I did a bit of internet research, trying to find out about them: how and where they are made, who the biggest suppliers are, where the raw materials are sourced from, and so on. It was easy to find who the biggest suppliers in the UK are, less easy to find where they are actually manufactured and where the raw materials are sourced from, so impossible to estimate a carbon footprint.
I thought they might be aluminised mylar (something I’m familiar with from my former life as a physicist) and found I was right. They’re basically made out of plastic film (usually PET or polypropylene), vapour-coated with a thin layer of metal – often aluminium but other metals can be used, including nickel and chromium. It’s a mixed material and so not that easy to recycle – it is possible, and the somewhat questionable Terracycle have partnered with UK firm the Card Factory to offer a used foil balloon collection and recycling service.

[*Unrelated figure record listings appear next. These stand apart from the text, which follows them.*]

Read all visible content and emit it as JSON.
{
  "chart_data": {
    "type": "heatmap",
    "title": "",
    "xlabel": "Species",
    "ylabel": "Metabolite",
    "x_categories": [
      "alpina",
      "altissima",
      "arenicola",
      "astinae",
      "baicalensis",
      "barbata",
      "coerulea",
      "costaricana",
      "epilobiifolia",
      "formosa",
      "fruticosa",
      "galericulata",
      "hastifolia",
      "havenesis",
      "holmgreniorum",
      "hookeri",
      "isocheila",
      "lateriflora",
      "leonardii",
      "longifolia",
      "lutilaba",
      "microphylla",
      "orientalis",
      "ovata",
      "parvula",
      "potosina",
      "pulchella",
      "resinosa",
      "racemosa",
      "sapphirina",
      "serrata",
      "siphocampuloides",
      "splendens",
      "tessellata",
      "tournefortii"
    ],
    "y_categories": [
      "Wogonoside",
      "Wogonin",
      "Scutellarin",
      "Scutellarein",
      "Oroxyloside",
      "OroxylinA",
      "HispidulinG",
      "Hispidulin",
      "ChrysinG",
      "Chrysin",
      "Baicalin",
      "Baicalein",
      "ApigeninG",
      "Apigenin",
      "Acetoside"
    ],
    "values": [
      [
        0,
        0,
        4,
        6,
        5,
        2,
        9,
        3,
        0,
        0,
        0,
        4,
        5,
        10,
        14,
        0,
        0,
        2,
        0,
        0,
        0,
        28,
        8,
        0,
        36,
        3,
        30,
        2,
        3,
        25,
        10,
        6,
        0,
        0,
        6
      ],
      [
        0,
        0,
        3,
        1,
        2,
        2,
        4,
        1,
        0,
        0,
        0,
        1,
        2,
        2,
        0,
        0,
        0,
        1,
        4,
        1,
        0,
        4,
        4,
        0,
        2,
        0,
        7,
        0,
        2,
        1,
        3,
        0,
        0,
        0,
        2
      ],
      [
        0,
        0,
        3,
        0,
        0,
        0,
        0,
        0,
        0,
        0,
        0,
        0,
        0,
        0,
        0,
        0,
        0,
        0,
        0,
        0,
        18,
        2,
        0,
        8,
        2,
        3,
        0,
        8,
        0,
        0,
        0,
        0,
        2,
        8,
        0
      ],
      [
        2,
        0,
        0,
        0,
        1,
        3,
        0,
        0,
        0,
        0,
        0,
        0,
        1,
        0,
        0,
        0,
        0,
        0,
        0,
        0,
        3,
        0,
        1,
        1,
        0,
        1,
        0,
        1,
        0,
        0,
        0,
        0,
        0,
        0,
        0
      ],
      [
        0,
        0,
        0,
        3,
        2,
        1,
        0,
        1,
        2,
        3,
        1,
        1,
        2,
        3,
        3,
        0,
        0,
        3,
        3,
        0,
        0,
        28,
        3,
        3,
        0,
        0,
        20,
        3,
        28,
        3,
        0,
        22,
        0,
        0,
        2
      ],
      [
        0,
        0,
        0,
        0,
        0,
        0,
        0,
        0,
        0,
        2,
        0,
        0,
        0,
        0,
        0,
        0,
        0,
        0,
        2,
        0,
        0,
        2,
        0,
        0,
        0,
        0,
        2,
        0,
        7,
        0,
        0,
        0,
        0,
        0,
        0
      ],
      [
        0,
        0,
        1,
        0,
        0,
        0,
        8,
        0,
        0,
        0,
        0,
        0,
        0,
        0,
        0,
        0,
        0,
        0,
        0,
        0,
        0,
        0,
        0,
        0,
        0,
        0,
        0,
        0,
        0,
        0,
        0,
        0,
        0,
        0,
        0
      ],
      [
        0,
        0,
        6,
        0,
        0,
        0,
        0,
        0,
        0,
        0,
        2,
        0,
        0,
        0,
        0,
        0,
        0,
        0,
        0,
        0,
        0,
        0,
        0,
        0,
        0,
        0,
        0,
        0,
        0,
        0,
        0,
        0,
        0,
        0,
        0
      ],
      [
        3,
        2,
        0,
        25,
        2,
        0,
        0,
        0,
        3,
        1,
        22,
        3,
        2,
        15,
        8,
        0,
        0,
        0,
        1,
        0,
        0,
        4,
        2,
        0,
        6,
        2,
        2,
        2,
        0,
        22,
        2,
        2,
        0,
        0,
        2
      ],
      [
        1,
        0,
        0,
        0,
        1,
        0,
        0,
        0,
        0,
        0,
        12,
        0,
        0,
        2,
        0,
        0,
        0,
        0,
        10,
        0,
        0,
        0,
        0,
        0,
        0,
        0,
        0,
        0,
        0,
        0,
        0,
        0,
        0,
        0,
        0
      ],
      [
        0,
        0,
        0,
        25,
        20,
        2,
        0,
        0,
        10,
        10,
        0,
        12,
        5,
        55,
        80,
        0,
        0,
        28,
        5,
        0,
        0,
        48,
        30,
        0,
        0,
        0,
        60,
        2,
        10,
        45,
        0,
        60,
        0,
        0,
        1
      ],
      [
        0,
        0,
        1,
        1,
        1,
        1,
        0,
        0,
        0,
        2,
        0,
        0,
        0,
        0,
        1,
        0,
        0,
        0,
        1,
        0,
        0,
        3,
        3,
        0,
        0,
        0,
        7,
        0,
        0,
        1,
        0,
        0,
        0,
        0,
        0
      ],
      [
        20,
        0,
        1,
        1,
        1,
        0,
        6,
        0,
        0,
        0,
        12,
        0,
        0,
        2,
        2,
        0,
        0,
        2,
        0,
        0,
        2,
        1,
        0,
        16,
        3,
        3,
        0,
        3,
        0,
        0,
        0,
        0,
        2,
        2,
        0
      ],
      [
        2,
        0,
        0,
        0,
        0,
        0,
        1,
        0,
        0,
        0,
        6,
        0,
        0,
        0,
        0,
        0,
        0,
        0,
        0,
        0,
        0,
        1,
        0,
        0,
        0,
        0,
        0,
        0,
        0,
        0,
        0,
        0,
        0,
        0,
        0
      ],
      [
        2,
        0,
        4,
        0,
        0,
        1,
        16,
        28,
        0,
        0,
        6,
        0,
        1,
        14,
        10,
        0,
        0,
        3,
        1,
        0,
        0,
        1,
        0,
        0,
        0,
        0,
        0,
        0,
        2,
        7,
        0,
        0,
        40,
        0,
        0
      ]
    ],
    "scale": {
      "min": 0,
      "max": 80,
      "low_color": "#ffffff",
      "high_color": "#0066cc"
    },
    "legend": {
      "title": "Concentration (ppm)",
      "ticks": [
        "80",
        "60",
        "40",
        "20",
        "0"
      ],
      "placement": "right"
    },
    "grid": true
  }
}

Leaving aside any uncertainties about the destination of plastics that end up in such recycling services, there seems to be a basic flaw in the model. Balloons are often deliberately or accidentally released into the sky. Foiletti are bought to be thrown at people, apparently in an expression of joy. We buy them quite literally to throw away, often outside, with no chance of gathering them up at the end of whatever the celebration is and dutifully taking them to a recycling point. So what happens to them?
In the nine months since I first spotted the foiletti on the pavement across the road from my flat, the same foiletti have continued to make appearances at the edge of kerbs, in gutters, slowly migrating away from their original site. Now that I’m attuned to their existence, I’ve found them and their kin almost everywhere – on campus, in the sand at the kids’ playground, in the grass by the river Ness:
on a deserted road in the remote Scottish island of Coll:
on the beach at Dunbar, on the Back Walk and by Stirling Community Food. Lately, I’ve been finding a variety of stars, often in the town centre, but including these two, a few metres apart, on the Kersebonny Rd near the village of Cambusbarron:
(I’ve been singing “Catch a falling star” a lot, as I put them in my pocket.) Most recently (and most inexplicably), I found a newly released swarm, clustering around the two ends of an underpass, along with some empty fast food packaging and discarded bottles of pop:
And foil balloons – well, it seems we can hardly go for a walk round here without finding them, or their remnants. We’ve found gold, copper and silver stars; red love hearts; shining metal circles and numbers; rainbows; even silver-striped zebra foil. Here are just a few:
Some places seem more popular hang-outs than others, with balloons gathering together for their own party, like this group on the edge of Stirling’s King’s Park:
They’ve been there at least two weeks now – this lot are hardcore.
And what will happen to them next? Well, the material is extremely durable – it’s what early satellite communication balloons were made out of, big inflatable balloons sent up into space to orbit the earth and act as giant reflectors. It doesn’t biodegrade or decay. It may tear and break up into smaller bits, but it wll never break down.
It’s also very light. Balloons and foilettii are constantly in transit. They drift through the air until caught in a tangle of branches, punctured and snagged in the undergrowth, ditch-bedraggled. They flutter about, ending up in fields and ditches, gutters and drains, passing into our rivers, our lakes, our seas and our beaches. Presumaly they end up in the bellies of fish and birds.
I referred to foiletti and balloons in our COP26 bite-sized lecture and foiletti are the main characters in All Souls Day, but perhaps because they have been so present in my walking and thinking, I forgot to speak about them directly before now. But maybe now is the time: let’s ban foiletti.